SACRAMENTO, Calif. — California lawmakers have backed a plan to let voters decide if the state should overturn its ban on affirmative action programs.
California has not allowed its public universities or government agencies to consider race in their hiring and admissions decisions since 1996. That's when 55% of California voters approved an amendment to the state Constitution outlawing preferential treatment based on race.
Wednesday, the California Assembly approved a proposal to repeal that ban if eventually approved by voters.
“I was so grateful I didn’t even have to convince you that racism is real because George Floyd did that,” said Assemblywoman Shirley Weber.
Citing anti-racism protests to boost her controversial measure, ACA-5, the amendment to the California State Constitution would let voters decide whether to overturn the decades-old ban on affirmative action.
In 1996, 55% of California voters approved Prop 209, in order to outlaw preferential treatment based on race, gender, and ethnicity.

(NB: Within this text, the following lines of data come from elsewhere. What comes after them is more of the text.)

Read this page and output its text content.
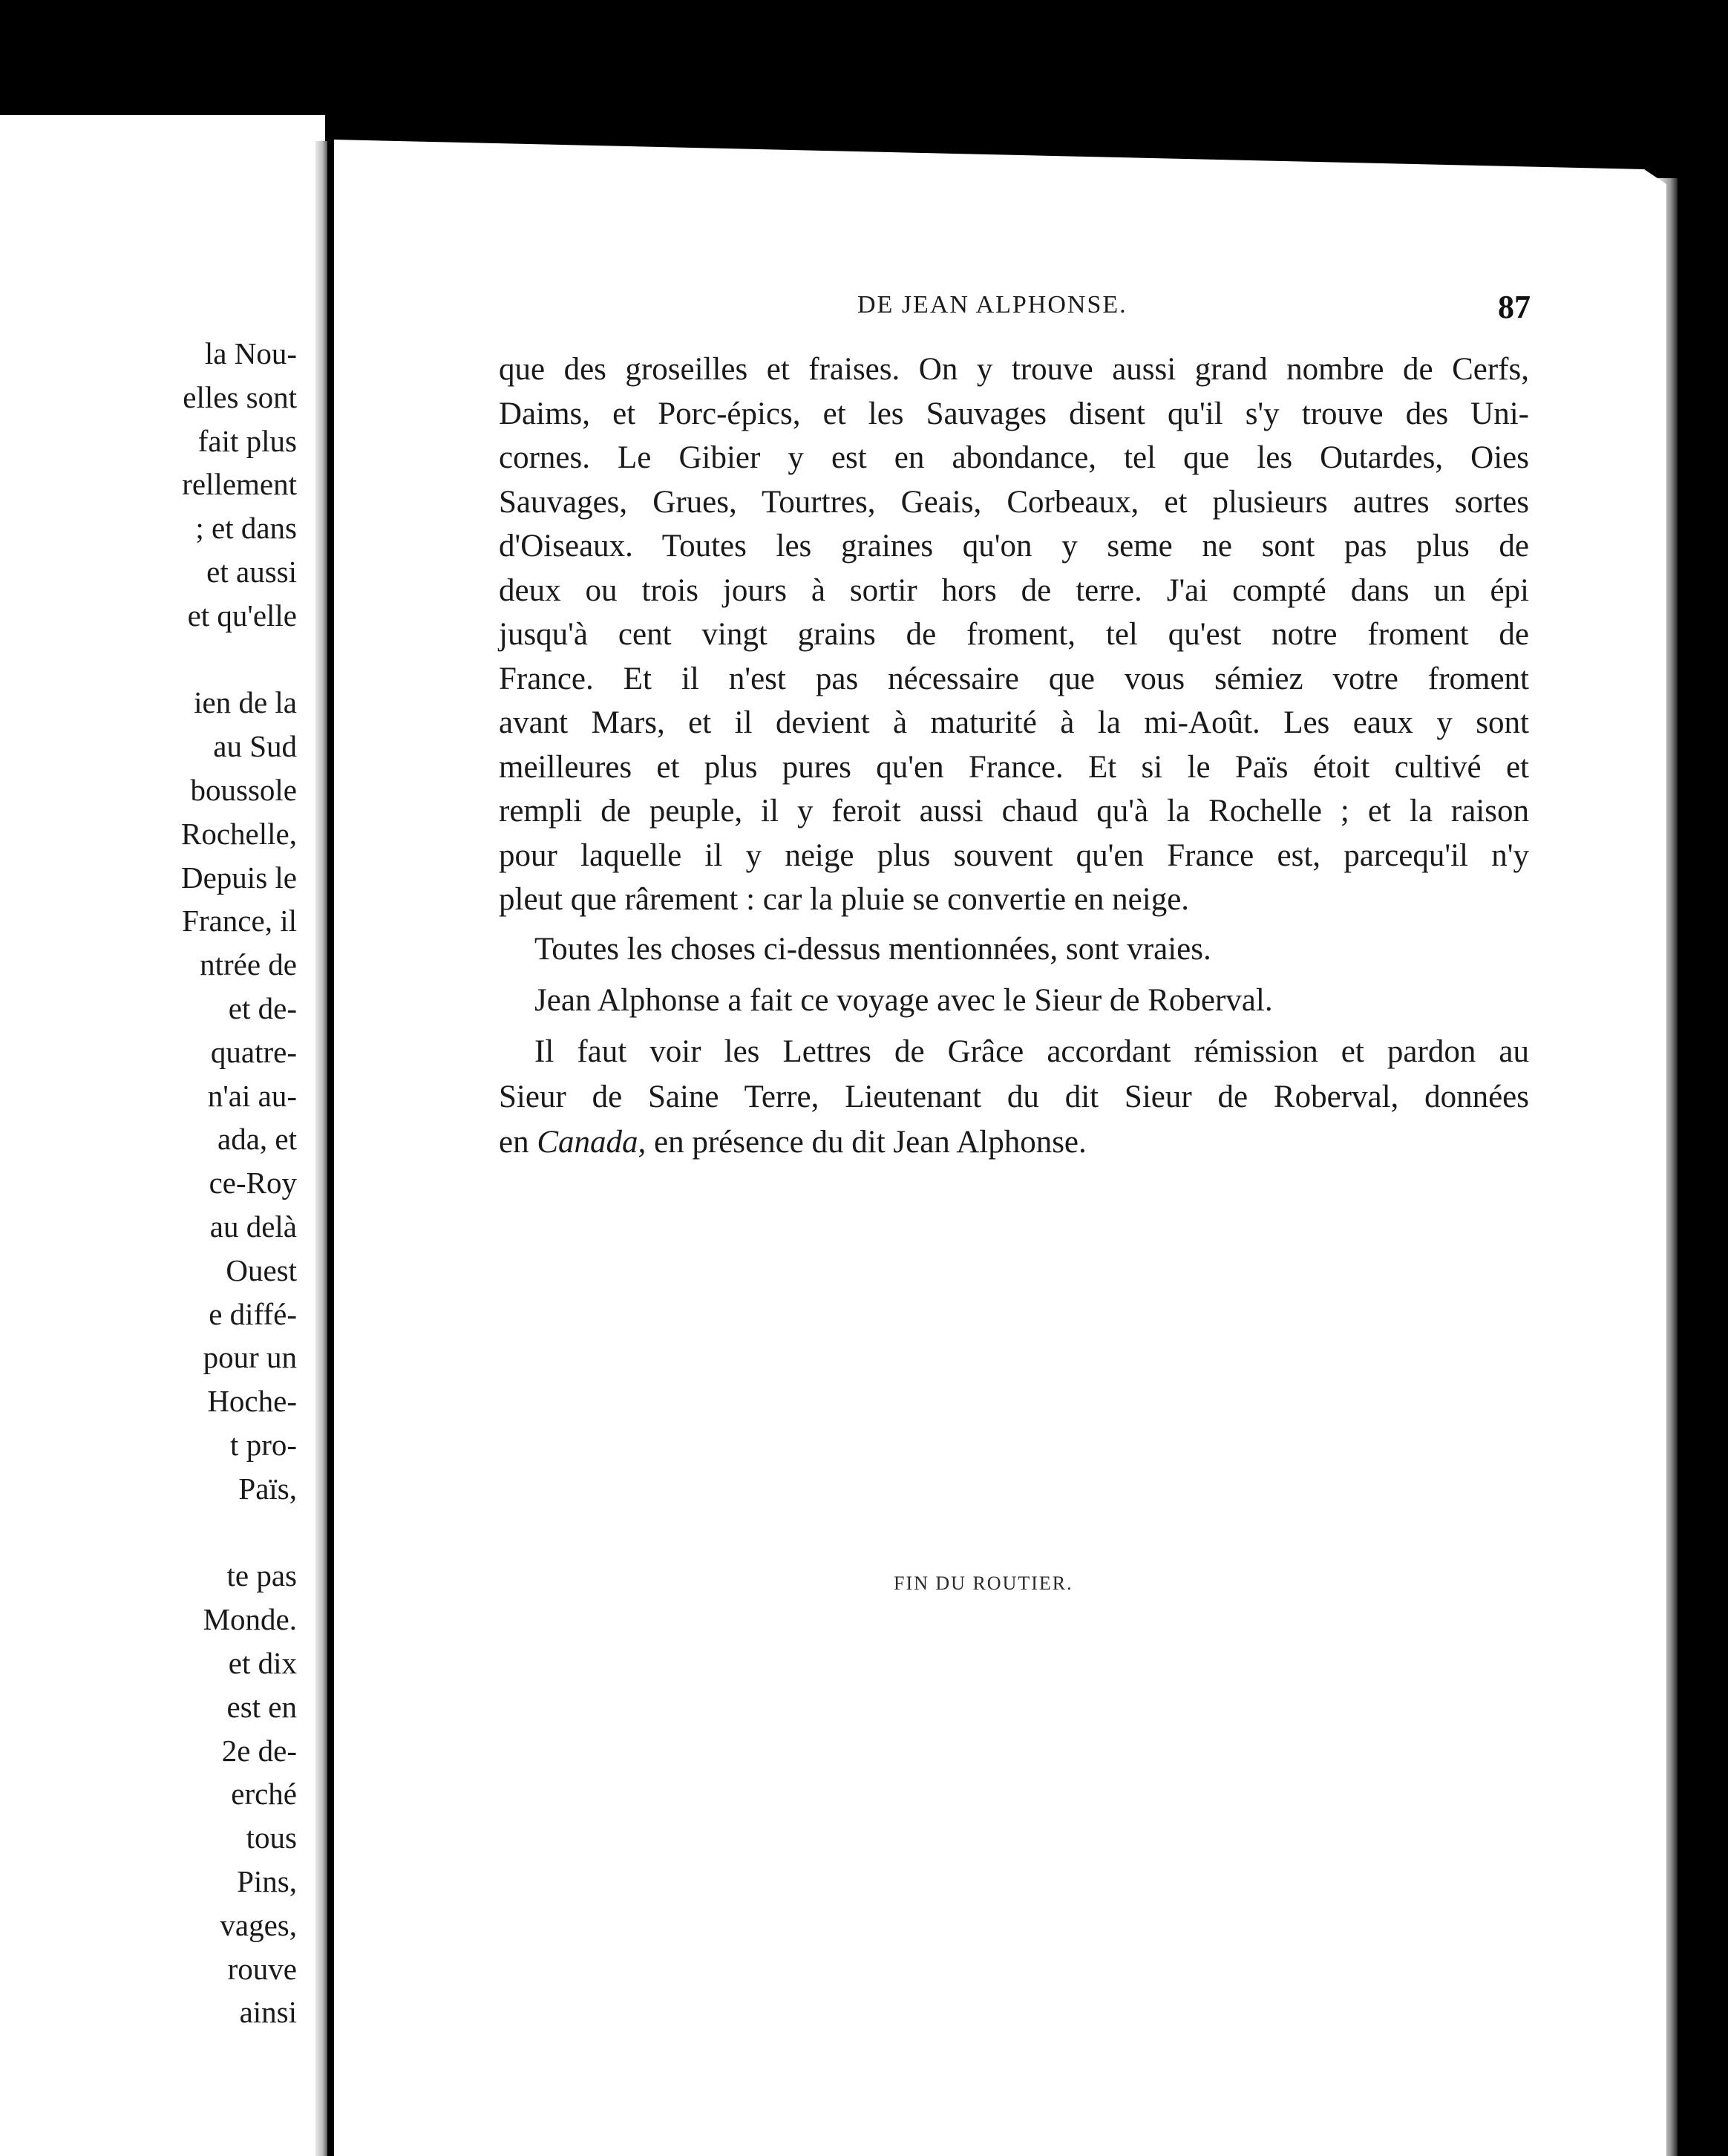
la Nou-
elles sont
fait plus
rellement
; et dans
et aussi
et qu'elle
ien de la
au Sud
boussole
Rochelle,
Depuis le
France, il
ntrée de
et de-
quatre-
n'ai au-
ada, et
ce-Roy
au delà
Ouest
e diffé-
pour un
Hoche-
t pro-
Païs,
te pas
Monde.
et dix
est en
2e de-
erché
tous
Pins,
vages,
rouve
ainsi
DE JEAN ALPHONSE.	87
que des groseilles et fraises. On y trouve aussi grand nombre de Cerfs,
Daims, et Porc-épics, et les Sauvages disent qu'il s'y trouve des Uni-
cornes. Le Gibier y est en abondance, tel que les Outardes, Oies
Sauvages, Grues, Tourtres, Geais, Corbeaux, et plusieurs autres sortes
d'Oiseaux. Toutes les graines qu'on y seme ne sont pas plus de
deux ou trois jours à sortir hors de terre. J'ai compté dans un épi
jusqu'à cent vingt grains de froment, tel qu'est notre froment de
France. Et il n'est pas nécessaire que vous sémiez votre froment
avant Mars, et il devient à maturité à la mi-Août. Les eaux y sont
meilleures et plus pures qu'en France. Et si le Païs étoit cultivé et
rempli de peuple, il y feroit aussi chaud qu'à la Rochelle ; et la raison
pour laquelle il y neige plus souvent qu'en France est, parcequ'il n'y
pleut que rârement : car la pluie se convertie en neige.
Toutes les choses ci-dessus mentionnées, sont vraies.
Jean Alphonse a fait ce voyage avec le Sieur de Roberval.
Il faut voir les Lettres de Grâce accordant rémission et pardon au
Sieur de Saine Terre, Lieutenant du dit Sieur de Roberval, données
en Canada, en présence du dit Jean Alphonse.
FIN DU ROUTIER.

“The request for this came from students at Berkley when they said we need to repeal Prop 209. We need to have a diverse student population,” said Assemblywoman Webber.
The San Diego Democrat successfully convinced California Assembly members from both sides of the aisle to back her plan claiming it would reverse a slide in African American enrollment at elite universities and solve the lack of diversity in government jobs.
“California is a land of great opportunity and those who came here, like I did at three years old, came here because they knew they could get better things than in Mississippi and in Alabama,” she said.
Assemblywoman Webber called it an attempt for economic prosperity and equality, but many in California’s Asian American community believe it will lead to the exact opposite.
“It’s almost like they're trying to benefit a particular group, and yet, forgot the basic principle of fairness in this process,” said Peter Kuo, the vice chairman of California’s Republican party. “There are no countries in the world using race in admission criteria.”
The measure is now on its way to the California State Senate, but it must move out the legislature by June 25, to qualify for the November ballot.
Worldwide protests over racial injustice prompted by the killing of George Floyd in Minneapolis have given supporters a boost to their quest to repeal the ban.